Bei der Beurteilung, ob entsprechende Schuldfragen (Eventualfragen) an die Geschworenen zu stellen sind, hat der Schwurgerichtshof zu prüfen, ob eine für die Unterstellung der Tat unter ein weniger strenges Strafgesetz - hier § 79 StGB - unmittelbar maßgebende Tatsache im Sinn des § 314 Abs. 1 StPO "vorgebracht", also in der Hauptverhandlung geradezu (konkret) behauptet wird oder aber sich doch aus den darin vorgeführten Beweismitteln jedenfalls mittelbar ergibt (ÖJZ-LSK 1978/138; EvBl 1980/222; 14 Os 75/89-9).
Die Angeklagte hatte sich in der Hauptverhandlung zu beiden Geburtsvorgängen damit verantwortet, ihr sei danach "schwer zumute" gewesen, sie habe sich benommen gefühlt (S 425, 426, 430). Die zum ersten Geburtsvorgang und dessen Folgen vernommene Zeugin Vera T***** deponierte, sie habe die Angeklagte damals liegend angetroffen, diese wäre ganz gelb im Gesicht gewesen; die Zeugin habe das Gefühl gehabt, daß die Angeklagte nicht bei Sinnen gewesen sei, sie habe nur ganz kurz die Augen geöffnet und dann wieder zugemacht, dies wäre etwa zwei Stunden nach der Geburt gewesen (S 434, 435). Die zu diesen Phasen des zweiten inkriminierten Geburtsvorganges vernommene Zeugin Violetta T***** gab in der Hauptverhandlung an, die Angeklagte wäre nach der Geburt in keinem guten Zustand und bewußtlos gewesen und erst nach einer Stunde wach geworden; sie habe versucht, die Angeklagte aufzuwecken, ihr ein Glas Wasser gegeben, worauf diese kurz wach wurde. Die Zeugin habe ihr dann das Gesicht mit Wasser abgewaschen (S 435 bis 437).
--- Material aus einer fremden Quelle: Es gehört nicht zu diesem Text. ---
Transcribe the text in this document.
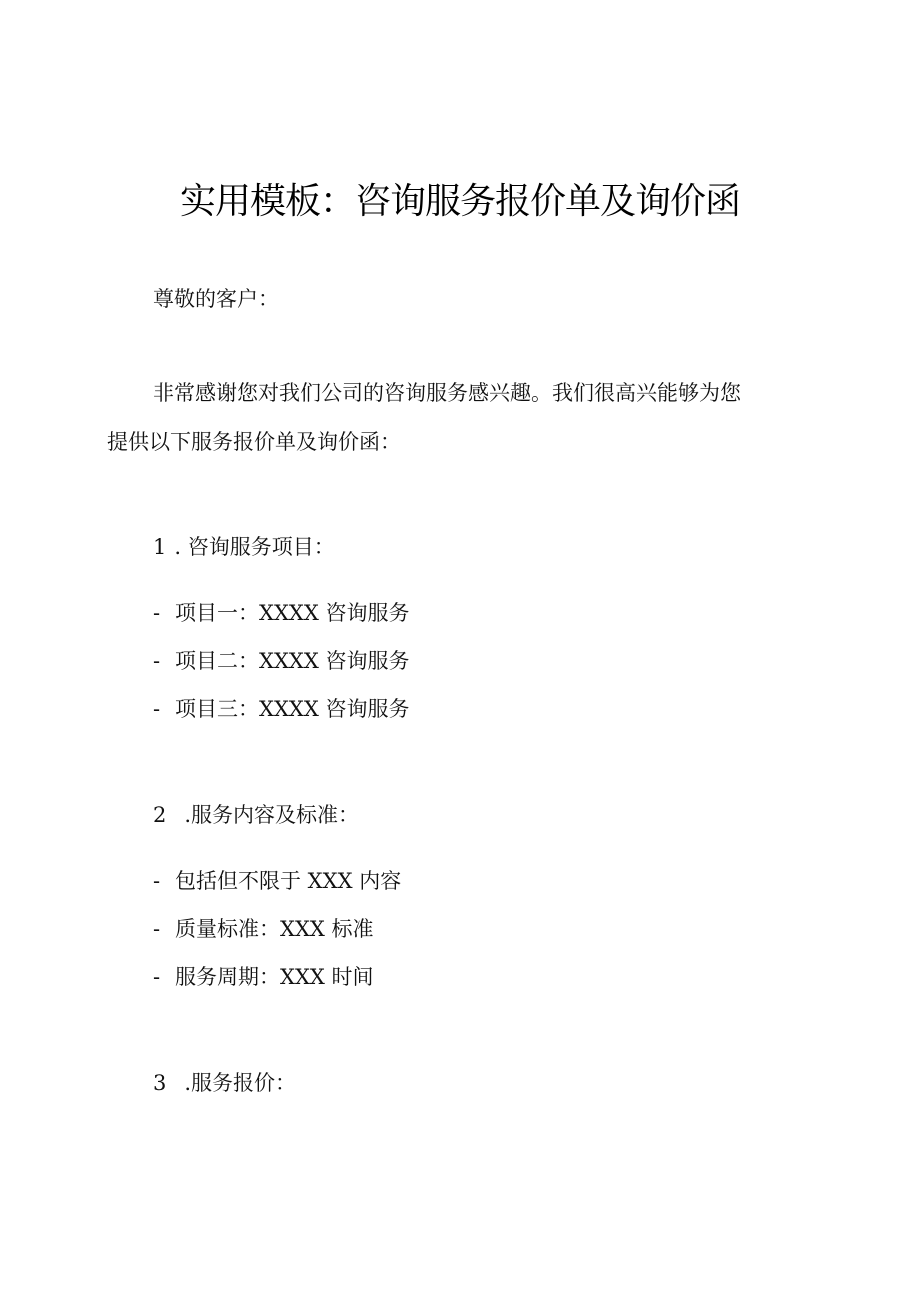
实用模板：咨询服务报价单及询价函

尊敬的客户：

非常感谢您对我们公司的咨询服务感兴趣。我们很高兴能够为您

提供以下服务报价单及询价函：

1 . 咨询服务项目：

- 项目一：XXXX 咨询服务

- 项目二：XXXX 咨询服务

- 项目三：XXXX 咨询服务

2 .服务内容及标准：

- 包括但不限于 XXX 内容

- 质量标准：XXX 标准

- 服务周期：XXX 时间

3 .服务报价：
Damit wurden in der Hauptverhandlung Tatsachen vorgebracht, nach denen die Angeklagte bei der Verübung der beiden ihr vorgeworfenen Tötungsdelike noch unter der Einwirkung des Geburtsvorganges gestanden sein kann, weswegen gemäß der Vorschrift des § 314 Abs. 1 StPO eine Eventualfrage nach dem Verbrechen der Tötung eines Kindes bei der Geburt nach § 79 StGB zu stellen gewesen wäre.
Daß der klinisch-psychologische Sachverständige aus der Sicht seines Fachgebietes keinen Anhaltspunkt für eine tiefer greifende Bewußtseinsstörung zu den Tatzeiten finden konnte (S 432), steht der Annahme des vom Gesetz zur Anwendung des § 79 StGB geforderten physischen und psychischen Ausnahmezustands als Folge des Geburtsvorganges nicht entgegen, zumal er selbst die Phase des Geburtsvorganges zeitlich nicht begrenzen konnte und auf das Fachgebiet der Gynäkologie verwiesen hat, und eine verminderte Zurechnungsfähigkeit einer tiefer greifenden Bewußtseinsstörung nicht gleich ist.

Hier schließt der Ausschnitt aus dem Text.